Check to see if your partition is available–This sounds obvious, but would you know if your Power i partition went offline? There are a number of good networking packages you can use to monitor whether your partition is up and running. In a high availability environment, you can configure ping tests between your high availability box and your production system/development systems. Then set up your monitoring software to issue an alert if three or more pings are lost between the two partitions. That way, you would have two systems in different physical locations watching each other.
Environmental issues–Did something happen to the physical environment outside of the IBM i partition? Was there a power outage, network failure, or other outside issue that will affect your business processing? This isn’t strictly a Power i issue but you should check with your network team to ensure someone is watching the network your partition is connected to.
Power i hardware problems–Did a Power i component just fail, such as a disk drive, processor unit, power supply, backplane, Storage Area Network, etc.? When a partition element fails, IBM i always logs a system problem in the Work with Problems (WRKPRB) command screen, and it also sends a message to the QSYSOPR message queue. Set up your monitoring software to look for the following QSYSOPR hardware attention message IDs from message file QCPFMSG in library QSYS. These messages will find the majority of hardware issues on your system.
Maintenance messages–Did your Power system just send off a message that a battery-powered item, such as a disk cache battery or a UPS, is nearing end of life and should be replaced? Power and battery message are also included in the QCPFMSG message file in QSYS. You will want to check QCPFMSG for more power messages you may want to monitor for, but some power messages you can monitor for in QSYSOPR, include:
Operating system issues–Did the IBM i OS just throw off an operating system error? Sometimes these errors will be caught under the hardware problem messages listed above. They will also show up in the Work with Problems screen and in the QSYSOPR message queue. Check both of these locations every day.

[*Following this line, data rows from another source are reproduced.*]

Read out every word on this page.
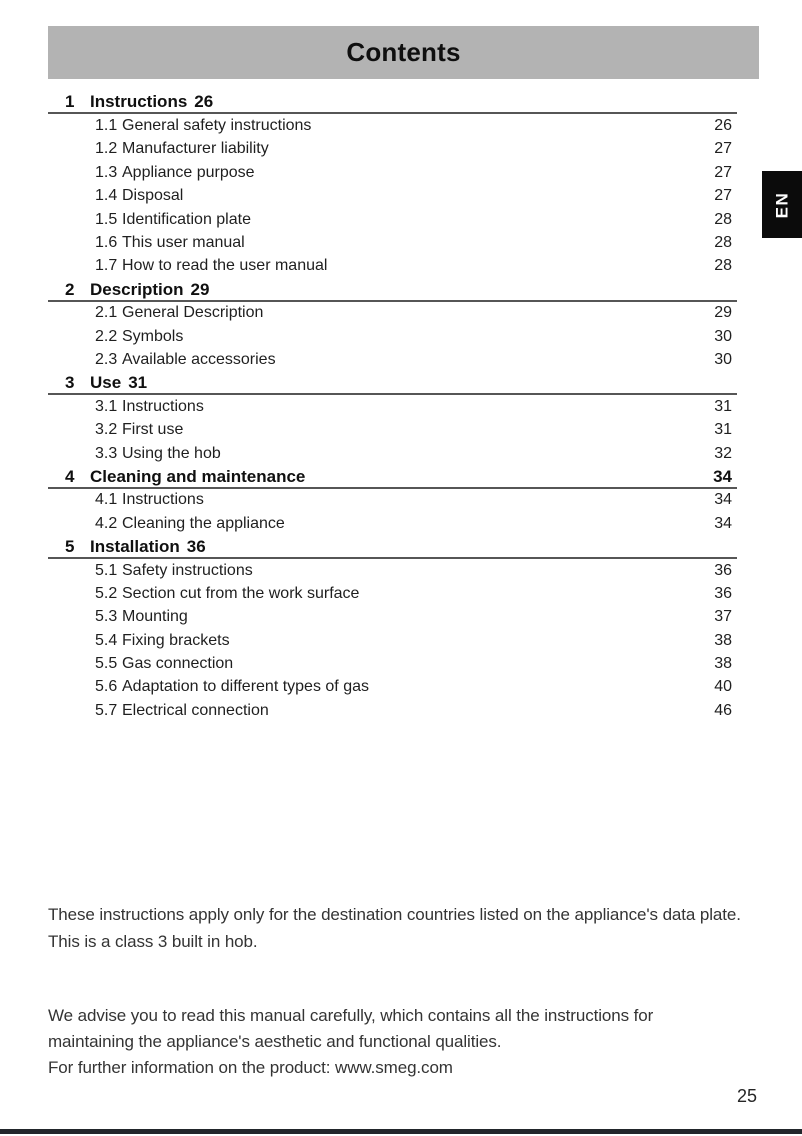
Contents
EN
1 Instructions 26
1.1 General safety instructions	26
1.2 Manufacturer liability	27
1.3 Appliance purpose	27
1.4 Disposal	27
1.5 Identification plate	28
1.6 This user manual	28
1.7 How to read the user manual	28
2 Description 29
2.1 General Description	29
2.2 Symbols	30
2.3 Available accessories	30
3 Use 31
3.1 Instructions	31
3.2 First use	31
3.3 Using the hob	32
4 Cleaning and maintenance	34
4.1 Instructions	34
4.2 Cleaning the appliance	34
5 Installation 36
5.1 Safety instructions	36
5.2 Section cut from the work surface	36
5.3 Mounting	37
5.4 Fixing brackets	38
5.5 Gas connection	38
5.6 Adaptation to different types of gas	40
5.7 Electrical connection	46
These instructions apply only for the destination countries listed on the appliance's data plate.
This is a class 3 built in hob.
We advise you to read this manual carefully, which contains all the instructions for
maintaining the appliance's aesthetic and functional qualities.
For further information on the product: www.smeg.com
25
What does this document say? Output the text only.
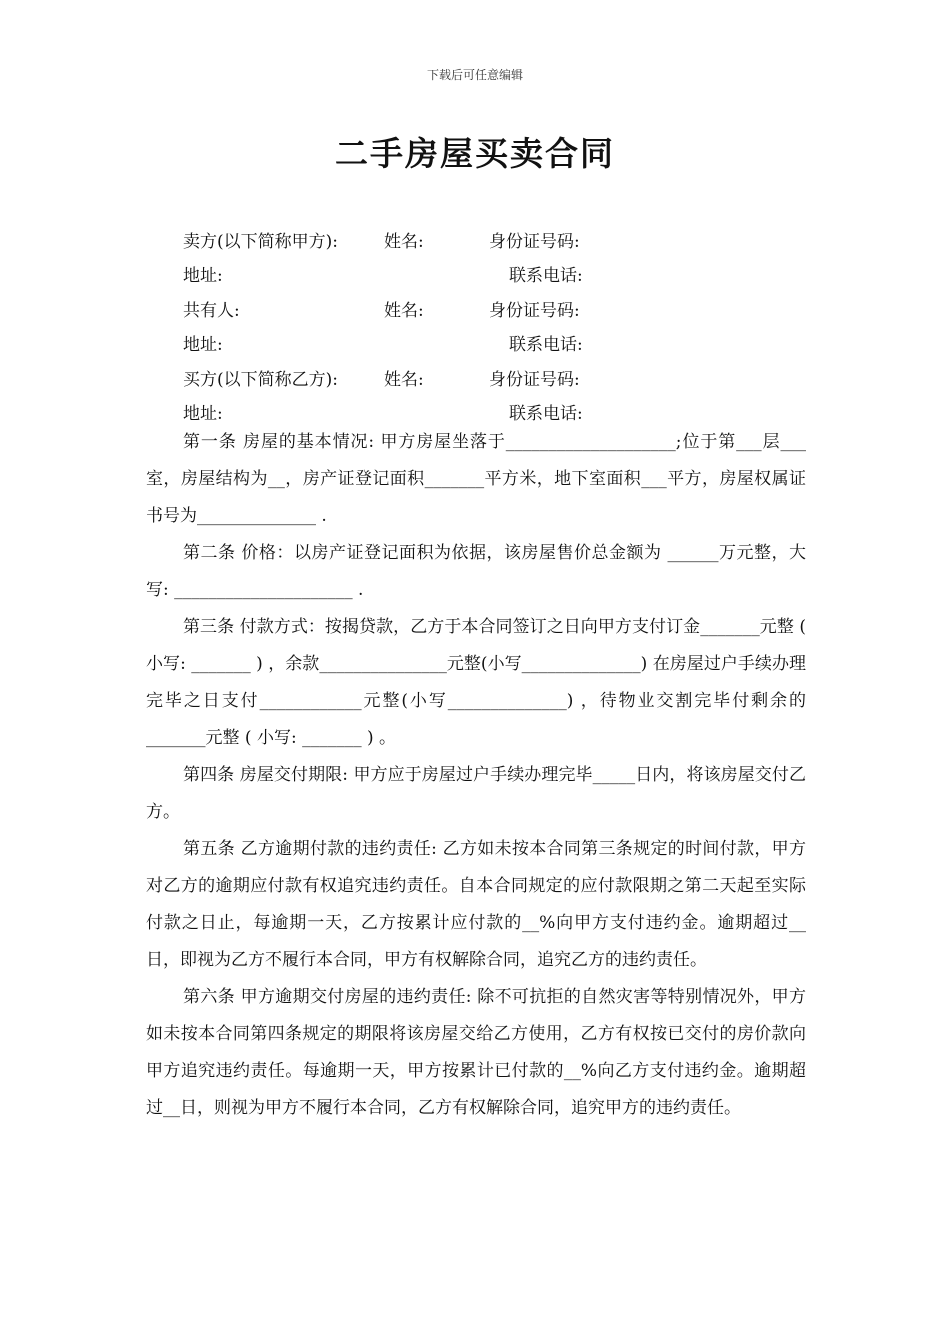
下载后可任意编辑
二手房屋买卖合同
卖方(以下简称甲方):	姓名:	身份证号码:
地址:	联系电话:
共有人:	姓名:	身份证号码:
地址:	联系电话:
买方(以下简称乙方):	姓名:	身份证号码:
地址:	联系电话:

第一条 房屋的基本情况: 甲方房屋坐落于____________________;位于第___层___室，房屋结构为__，房产证登记面积_______平方米，地下室面积___平方，房屋权属证书号为______________ .

第二条 价格：以房产证登记面积为依据，该房屋售价总金额为 ______万元整，大写: _____________________ .

第三条 付款方式：按揭贷款，乙方于本合同签订之日向甲方支付订金_______元整 ( 小写: _______ ) ，余款_______________元整(小写______________) 在房屋过户手续办理完毕之日支付____________元整(小写______________) ，待物业交割完毕付剩余的_______元整 ( 小写: _______ ) 。

第四条 房屋交付期限: 甲方应于房屋过户手续办理完毕_____日内，将该房屋交付乙方。

第五条 乙方逾期付款的违约责任: 乙方如未按本合同第三条规定的时间付款，甲方对乙方的逾期应付款有权追究违约责任。自本合同规定的应付款限期之第二天起至实际付款之日止，每逾期一天，乙方按累计应付款的__%向甲方支付违约金。逾期超过__日，即视为乙方不履行本合同，甲方有权解除合同，追究乙方的违约责任。

第六条 甲方逾期交付房屋的违约责任: 除不可抗拒的自然灾害等特别情况外，甲方如未按本合同第四条规定的期限将该房屋交给乙方使用，乙方有权按已交付的房价款向甲方追究违约责任。每逾期一天，甲方按累计已付款的__%向乙方支付违约金。逾期超过__日，则视为甲方不履行本合同，乙方有权解除合同，追究甲方的违约责任。
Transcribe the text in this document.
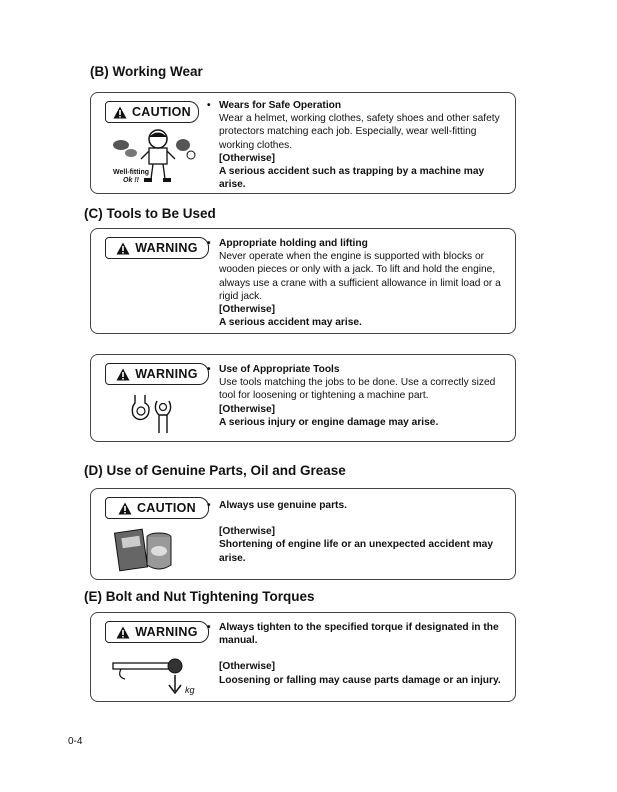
(B) Working Wear
CAUTION
Well-fitting
Ok !!
• Wears for Safe Operation
Wear a helmet, working clothes, safety shoes and other safety protectors matching each job. Especially, wear well-fitting working clothes.
[Otherwise]
A serious accident such as trapping by a machine may arise.
(C) Tools to Be Used
WARNING • Appropriate holding and lifting
Never operate when the engine is supported with blocks or wooden pieces or only with a jack. To lift and hold the engine, always use a crane with a sufficient allowance in limit load or a rigid jack.
[Otherwise]
A serious accident may arise.
WARNING • Use of Appropriate Tools
Use tools matching the jobs to be done. Use a correctly sized tool for loosening or tightening a machine part.
[Otherwise]
A serious injury or engine damage may arise.
(D) Use of Genuine Parts, Oil and Grease
CAUTION • Always use genuine parts.
[Otherwise]
Shortening of engine life or an unexpected accident may arise.
(E) Bolt and Nut Tightening Torques
WARNING
kg
• Always tighten to the specified torque if designated in the manual.
[Otherwise]
Loosening or falling may cause parts damage or an injury.
0-4
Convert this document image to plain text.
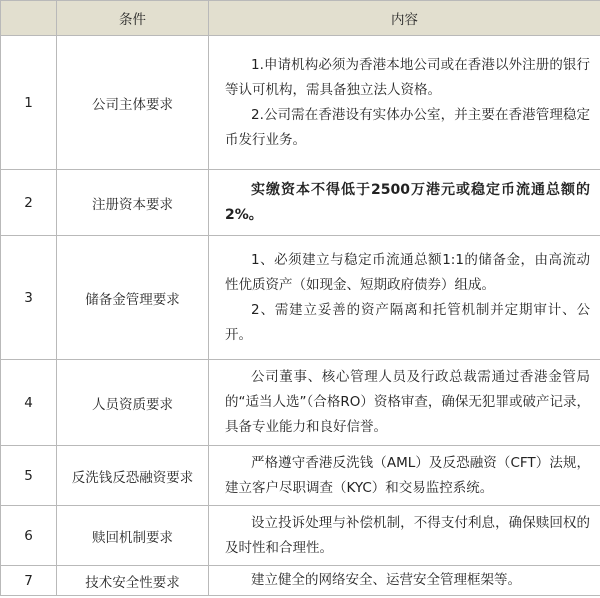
	条件	内容
1	公司主体要求	1.申请机构必须为香港本地公司或在香港以外注册的银行等认可机构，需具备独立法人资格。

2.公司需在香港设有实体办公室，并主要在香港管理稳定币发行业务。

2	注册资本要求	实缴资本不得低于2500万港元或稳定币流通总额的2%。

3	储备金管理要求	1、必须建立与稳定币流通总额1:1的储备金，由高流动性优质资产（如现金、短期政府债券）组成。

2、需建立妥善的资产隔离和托管机制并定期审计、公开。

4	人员资质要求	公司董事、核心管理人员及行政总裁需通过香港金管局的“适当人选”（合格RO）资格审查，确保无犯罪或破产记录，具备专业能力和良好信誉。

5	反洗钱反恐融资要求	严格遵守香港反洗钱（AML）及反恐融资（CFT）法规，建立客户尽职调查（KYC）和交易监控系统。

6	赎回机制要求	设立投诉处理与补偿机制，不得支付利息，确保赎回权的及时性和合理性。

7	技术安全性要求	建立健全的网络安全、运营安全管理框架等。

Losing connectivity with key communication partners or servers–Are all your co-processing servers still available? Can you still reach your critical customers? Did a data transfer just fail? You can also set up ping testing for critical co-servers. Communication failures with co-servers will many times show up in application errors.
Applications issues–Is there a programming inquiry message in QSYSOPR that needs attention? Did a key batch process run longer or shorter than expected? Did a critical job fail to run? Application errors fall into two categories: 1) Hard errors where the system either cancels a job or puts up an inquiry message that needs answering; or 2) Silent problems where an application is malfunctioning but it’s not sending out an error messages. Check out the articles in the Related Stories section below for tips on how to monitor for application issues.
Backup failures–Is the system hung up because of a media failure or something as simple as waiting for a new tape? For IBM i full systems backups (GO SAVE, option 21), the system is restricted before backing up. If a full system backup hangs and the system doesn’t restart, you can check for system availability again with a ping test from another server to make sure the system comes back up at the right time. For nightly backups where the system isn’t restricted but processing may be limited, these errors can generally be trapped through the hardware messages above.